Implies ${{\log }_{5}}6$ is an irrational number.
(2) Given that,
${{\log }_{\sin x}}\cos x+{{\log }_{\cos x}}\sin x=2$
By using the property ${{\log }_{b}}a=\dfrac{\log a}{\log b}$, we get
\[\dfrac{\log \cos x}{\log \sin x}+\dfrac{\log \sin x}{\log \cos x}=2\]
By cross multiplication, we get
\[{{\left( \log \cos x \right)}^{2}}+{{\left( \log \sin x \right)}^{2}}=2\log \sin x\cdot \log \cos x\]
By subtracting \[2\log \sin x\cdot \log \cos x\] by both sides, we get
\[\Rightarrow{{\left( \log \cos x \right)}^{2}}+{{\left( \log \sin x \right)}^{2}}-2\log \sin x\cdot \log \cos x=2\log \sin x\cdot \log \cos x-2\log \sin x\cdot \log \cos x\]
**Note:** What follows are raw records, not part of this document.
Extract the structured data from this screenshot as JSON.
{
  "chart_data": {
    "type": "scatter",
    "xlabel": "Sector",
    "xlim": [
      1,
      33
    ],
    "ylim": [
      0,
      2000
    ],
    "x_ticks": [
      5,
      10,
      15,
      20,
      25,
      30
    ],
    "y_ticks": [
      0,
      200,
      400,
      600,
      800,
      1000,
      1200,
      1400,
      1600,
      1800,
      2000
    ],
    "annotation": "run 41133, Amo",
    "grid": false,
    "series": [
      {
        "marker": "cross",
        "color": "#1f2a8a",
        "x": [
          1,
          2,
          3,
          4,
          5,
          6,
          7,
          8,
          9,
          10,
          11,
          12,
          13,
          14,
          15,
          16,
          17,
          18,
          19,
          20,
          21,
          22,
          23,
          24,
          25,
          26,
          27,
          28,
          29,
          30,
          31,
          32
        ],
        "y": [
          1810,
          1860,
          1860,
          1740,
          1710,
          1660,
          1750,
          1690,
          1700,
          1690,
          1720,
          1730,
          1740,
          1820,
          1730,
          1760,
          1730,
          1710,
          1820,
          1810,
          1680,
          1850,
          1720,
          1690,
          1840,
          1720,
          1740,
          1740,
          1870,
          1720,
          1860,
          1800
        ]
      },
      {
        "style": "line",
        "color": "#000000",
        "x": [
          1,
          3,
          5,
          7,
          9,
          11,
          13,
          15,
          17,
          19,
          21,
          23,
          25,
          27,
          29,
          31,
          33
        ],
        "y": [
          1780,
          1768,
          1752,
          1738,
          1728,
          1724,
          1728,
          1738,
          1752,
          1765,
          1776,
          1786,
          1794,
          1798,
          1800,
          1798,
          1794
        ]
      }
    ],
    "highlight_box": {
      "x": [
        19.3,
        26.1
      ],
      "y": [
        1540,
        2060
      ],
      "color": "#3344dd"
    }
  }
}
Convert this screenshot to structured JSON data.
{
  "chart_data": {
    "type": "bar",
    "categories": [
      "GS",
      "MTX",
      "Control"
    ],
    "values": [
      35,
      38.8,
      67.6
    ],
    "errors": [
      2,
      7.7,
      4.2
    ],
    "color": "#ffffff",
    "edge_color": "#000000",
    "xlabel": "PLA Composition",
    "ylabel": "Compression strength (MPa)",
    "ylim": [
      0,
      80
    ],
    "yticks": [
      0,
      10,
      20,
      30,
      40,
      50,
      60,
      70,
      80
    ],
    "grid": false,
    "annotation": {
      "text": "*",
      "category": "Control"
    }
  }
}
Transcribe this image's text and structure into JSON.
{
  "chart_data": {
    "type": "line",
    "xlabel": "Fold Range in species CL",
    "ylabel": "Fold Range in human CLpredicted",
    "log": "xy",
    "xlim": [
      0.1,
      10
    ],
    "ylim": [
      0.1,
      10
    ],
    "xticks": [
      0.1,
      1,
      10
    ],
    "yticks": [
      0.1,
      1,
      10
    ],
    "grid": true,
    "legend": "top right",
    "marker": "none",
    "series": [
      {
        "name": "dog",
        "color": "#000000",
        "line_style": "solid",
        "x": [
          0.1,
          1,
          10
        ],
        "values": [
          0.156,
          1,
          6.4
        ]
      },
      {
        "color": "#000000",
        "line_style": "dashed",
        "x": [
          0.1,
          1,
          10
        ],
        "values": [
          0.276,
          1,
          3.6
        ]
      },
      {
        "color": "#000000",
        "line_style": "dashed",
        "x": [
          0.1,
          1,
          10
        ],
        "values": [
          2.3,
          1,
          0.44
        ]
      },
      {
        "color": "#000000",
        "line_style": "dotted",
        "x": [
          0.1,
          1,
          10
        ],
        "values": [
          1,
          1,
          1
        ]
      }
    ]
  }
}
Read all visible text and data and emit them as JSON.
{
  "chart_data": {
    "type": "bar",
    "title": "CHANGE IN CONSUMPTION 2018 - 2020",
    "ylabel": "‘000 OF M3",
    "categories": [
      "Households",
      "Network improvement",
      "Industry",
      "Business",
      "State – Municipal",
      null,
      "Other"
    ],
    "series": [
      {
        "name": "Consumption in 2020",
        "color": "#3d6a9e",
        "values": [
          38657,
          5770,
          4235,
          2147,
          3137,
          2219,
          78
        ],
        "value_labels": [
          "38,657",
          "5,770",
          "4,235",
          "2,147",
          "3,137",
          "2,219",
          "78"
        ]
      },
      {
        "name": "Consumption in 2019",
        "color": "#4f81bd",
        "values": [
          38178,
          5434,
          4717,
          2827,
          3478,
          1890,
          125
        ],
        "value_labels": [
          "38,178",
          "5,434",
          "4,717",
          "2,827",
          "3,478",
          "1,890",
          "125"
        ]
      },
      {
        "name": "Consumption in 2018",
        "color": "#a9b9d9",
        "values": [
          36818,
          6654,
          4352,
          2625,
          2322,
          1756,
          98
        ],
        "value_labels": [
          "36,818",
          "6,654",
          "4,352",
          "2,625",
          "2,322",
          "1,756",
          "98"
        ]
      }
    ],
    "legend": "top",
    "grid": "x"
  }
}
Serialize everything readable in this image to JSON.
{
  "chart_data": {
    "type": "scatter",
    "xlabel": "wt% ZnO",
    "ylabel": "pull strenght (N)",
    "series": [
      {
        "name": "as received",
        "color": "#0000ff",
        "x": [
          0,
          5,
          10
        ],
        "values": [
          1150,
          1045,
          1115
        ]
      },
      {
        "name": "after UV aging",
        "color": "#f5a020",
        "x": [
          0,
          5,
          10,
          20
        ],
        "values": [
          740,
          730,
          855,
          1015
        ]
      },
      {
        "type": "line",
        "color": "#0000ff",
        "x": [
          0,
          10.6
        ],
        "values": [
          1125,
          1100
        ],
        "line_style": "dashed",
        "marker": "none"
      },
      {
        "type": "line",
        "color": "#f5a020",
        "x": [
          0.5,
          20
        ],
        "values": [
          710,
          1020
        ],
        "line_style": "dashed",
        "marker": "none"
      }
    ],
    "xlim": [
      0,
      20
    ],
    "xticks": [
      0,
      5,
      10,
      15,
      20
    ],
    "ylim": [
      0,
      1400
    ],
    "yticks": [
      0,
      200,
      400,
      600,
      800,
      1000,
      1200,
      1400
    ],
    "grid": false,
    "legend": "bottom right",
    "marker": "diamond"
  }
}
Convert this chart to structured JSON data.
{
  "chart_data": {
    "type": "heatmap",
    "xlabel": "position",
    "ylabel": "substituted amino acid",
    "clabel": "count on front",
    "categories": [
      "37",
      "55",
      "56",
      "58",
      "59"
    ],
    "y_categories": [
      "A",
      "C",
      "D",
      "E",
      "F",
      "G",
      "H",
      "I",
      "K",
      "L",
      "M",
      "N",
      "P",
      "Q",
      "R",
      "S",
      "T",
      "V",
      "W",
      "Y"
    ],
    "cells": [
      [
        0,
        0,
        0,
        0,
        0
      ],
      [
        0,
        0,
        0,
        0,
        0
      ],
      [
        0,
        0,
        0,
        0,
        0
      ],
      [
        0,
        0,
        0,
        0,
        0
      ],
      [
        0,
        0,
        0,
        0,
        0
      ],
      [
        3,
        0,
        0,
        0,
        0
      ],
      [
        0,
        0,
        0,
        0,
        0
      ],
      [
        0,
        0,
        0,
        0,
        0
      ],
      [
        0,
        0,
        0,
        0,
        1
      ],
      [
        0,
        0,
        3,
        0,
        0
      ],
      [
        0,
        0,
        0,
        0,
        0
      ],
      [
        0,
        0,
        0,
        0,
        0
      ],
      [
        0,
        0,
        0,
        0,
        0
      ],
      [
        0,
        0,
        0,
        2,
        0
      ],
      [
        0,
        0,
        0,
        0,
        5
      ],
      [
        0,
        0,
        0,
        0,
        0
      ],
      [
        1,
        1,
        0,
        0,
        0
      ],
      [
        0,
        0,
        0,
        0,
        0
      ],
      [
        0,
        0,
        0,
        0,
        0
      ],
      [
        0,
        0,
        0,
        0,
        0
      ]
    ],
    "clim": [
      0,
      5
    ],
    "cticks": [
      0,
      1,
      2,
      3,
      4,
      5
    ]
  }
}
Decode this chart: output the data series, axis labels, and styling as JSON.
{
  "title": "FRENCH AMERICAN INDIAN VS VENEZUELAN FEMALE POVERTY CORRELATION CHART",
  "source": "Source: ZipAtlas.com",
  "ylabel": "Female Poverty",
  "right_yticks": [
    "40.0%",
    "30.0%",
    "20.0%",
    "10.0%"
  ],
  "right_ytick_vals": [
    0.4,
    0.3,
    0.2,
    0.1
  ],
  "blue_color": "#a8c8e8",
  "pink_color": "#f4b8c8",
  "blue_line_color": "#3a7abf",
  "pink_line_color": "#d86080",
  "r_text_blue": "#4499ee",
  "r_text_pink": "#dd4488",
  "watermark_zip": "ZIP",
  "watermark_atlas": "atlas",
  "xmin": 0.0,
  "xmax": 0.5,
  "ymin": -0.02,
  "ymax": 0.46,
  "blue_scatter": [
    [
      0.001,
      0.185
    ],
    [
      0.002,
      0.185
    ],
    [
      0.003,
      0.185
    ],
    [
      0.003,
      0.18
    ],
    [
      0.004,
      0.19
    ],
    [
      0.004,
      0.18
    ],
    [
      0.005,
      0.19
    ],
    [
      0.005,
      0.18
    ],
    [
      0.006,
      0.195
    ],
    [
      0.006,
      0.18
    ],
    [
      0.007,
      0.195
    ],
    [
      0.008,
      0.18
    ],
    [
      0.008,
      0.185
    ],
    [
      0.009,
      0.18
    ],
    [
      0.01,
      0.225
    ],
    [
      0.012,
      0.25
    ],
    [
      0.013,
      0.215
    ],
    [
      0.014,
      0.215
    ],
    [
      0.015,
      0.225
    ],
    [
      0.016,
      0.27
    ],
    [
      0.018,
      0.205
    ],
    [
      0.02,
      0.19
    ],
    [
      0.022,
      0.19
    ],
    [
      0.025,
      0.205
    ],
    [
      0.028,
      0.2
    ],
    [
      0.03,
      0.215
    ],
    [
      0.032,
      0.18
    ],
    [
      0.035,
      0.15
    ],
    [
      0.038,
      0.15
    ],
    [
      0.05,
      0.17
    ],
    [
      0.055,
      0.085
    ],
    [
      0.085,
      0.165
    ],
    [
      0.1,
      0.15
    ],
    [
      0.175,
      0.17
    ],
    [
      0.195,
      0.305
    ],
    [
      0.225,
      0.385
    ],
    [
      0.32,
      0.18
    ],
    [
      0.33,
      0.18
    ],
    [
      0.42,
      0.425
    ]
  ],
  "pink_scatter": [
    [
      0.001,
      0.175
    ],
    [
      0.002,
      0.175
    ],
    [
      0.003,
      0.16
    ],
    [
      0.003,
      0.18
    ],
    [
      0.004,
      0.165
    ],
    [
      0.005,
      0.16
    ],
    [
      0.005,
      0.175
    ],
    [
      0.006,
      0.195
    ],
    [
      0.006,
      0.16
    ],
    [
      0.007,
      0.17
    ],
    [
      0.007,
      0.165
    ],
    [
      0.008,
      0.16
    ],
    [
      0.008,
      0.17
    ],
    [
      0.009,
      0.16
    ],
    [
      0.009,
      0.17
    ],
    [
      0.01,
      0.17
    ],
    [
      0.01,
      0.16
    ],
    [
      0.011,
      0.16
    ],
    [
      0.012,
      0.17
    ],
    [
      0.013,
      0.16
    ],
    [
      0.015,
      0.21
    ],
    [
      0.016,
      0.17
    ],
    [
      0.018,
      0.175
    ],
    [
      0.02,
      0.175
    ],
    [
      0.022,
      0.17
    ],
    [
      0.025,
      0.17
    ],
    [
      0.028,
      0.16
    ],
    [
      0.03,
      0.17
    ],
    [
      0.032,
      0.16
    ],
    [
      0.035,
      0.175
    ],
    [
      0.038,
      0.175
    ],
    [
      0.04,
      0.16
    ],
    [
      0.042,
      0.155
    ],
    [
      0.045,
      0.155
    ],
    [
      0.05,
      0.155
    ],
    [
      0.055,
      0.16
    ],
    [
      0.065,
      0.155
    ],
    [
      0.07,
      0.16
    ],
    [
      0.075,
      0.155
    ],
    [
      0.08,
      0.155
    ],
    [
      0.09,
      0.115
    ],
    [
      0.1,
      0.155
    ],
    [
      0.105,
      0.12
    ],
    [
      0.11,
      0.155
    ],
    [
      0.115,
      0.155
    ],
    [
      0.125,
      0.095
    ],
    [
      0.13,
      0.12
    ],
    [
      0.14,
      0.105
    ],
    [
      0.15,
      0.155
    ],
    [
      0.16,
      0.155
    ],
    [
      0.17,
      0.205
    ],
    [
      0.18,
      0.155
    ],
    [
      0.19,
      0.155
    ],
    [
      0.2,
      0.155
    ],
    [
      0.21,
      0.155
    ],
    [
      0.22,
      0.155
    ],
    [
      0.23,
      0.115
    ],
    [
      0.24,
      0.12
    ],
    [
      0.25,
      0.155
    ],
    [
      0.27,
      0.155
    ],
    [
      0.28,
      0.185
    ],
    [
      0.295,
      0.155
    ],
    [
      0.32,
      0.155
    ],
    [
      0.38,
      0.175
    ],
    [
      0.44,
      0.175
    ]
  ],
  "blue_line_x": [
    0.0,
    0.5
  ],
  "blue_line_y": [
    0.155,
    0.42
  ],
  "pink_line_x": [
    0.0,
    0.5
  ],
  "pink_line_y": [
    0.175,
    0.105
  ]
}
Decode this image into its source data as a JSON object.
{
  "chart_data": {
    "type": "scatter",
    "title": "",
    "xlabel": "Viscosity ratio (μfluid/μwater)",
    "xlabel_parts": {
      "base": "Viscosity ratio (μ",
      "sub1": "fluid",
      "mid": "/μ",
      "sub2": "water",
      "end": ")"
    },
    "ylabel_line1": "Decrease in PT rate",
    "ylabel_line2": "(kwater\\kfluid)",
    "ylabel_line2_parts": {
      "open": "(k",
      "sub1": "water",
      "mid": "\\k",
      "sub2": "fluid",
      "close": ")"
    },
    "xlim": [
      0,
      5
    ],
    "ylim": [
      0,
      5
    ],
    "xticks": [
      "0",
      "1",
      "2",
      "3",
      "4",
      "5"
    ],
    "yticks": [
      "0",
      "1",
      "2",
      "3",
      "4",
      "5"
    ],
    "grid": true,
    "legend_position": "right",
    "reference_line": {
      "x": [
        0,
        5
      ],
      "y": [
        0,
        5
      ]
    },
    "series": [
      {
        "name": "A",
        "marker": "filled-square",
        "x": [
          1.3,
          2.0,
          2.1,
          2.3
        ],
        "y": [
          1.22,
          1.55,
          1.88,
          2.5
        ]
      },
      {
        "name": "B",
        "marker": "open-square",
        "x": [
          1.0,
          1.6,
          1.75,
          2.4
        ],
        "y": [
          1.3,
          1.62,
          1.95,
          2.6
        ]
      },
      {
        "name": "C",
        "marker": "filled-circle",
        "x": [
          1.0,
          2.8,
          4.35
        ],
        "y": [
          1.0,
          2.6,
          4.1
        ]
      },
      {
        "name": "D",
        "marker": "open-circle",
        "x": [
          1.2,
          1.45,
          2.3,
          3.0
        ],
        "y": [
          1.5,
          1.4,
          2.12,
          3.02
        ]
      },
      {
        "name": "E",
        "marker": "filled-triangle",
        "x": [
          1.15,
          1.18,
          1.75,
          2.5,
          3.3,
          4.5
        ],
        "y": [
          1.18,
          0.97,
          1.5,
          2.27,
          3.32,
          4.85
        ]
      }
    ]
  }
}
\[\Rightarrow {{\left( \log \cos x \right)}^{2}}+{{\left( \log \sin x \right)}^{2}}-2\log \sin x\cdot \log \cos x=0\]
Which in the form \[{{\left( a \right)}^{2}}+{{\left( b \right)}^{2}}-2a\cdot b={{\left( a-b \right)}^{2}}\]
\[\Rightarrow {{\left( \log \cos x-\log \sin x \right)}^{2}}=0\]
Since, \[\log a-\log b=\log \dfrac{a}{b}\]
\[\Rightarrow {{\left( \log \dfrac{\cos x}{\sin x} \right)}^{2}}=0\]
\[\Rightarrow \log \dfrac{\cos x}{\sin x}=0\]
\[\Rightarrow \log \cot x=0\]
Logarithm of any function is zero if that function has value is equal to 1
Hence cotx = 1
\[x={{\cot }^{-1}}1\]
\[\Rightarrow x=\dfrac{\pi }{4}\left( 4n+1 \right)\text{, n is integer}\text{.}\]
Hence, the least possible value of x is \[\dfrac{\pi }{4}\].

Note: In this problem students should not assume that we assume p and q to be positive numbers because the logarithm of any number cannot be negative. Hence, if we consider negative integers then it may be possible that we consider one positive and one negative integer to form rational but then the whole number becomes negative which is not possible. In this second problem, we should know the properties of logarithm function, trigonometric function, and inverse trigonometric function.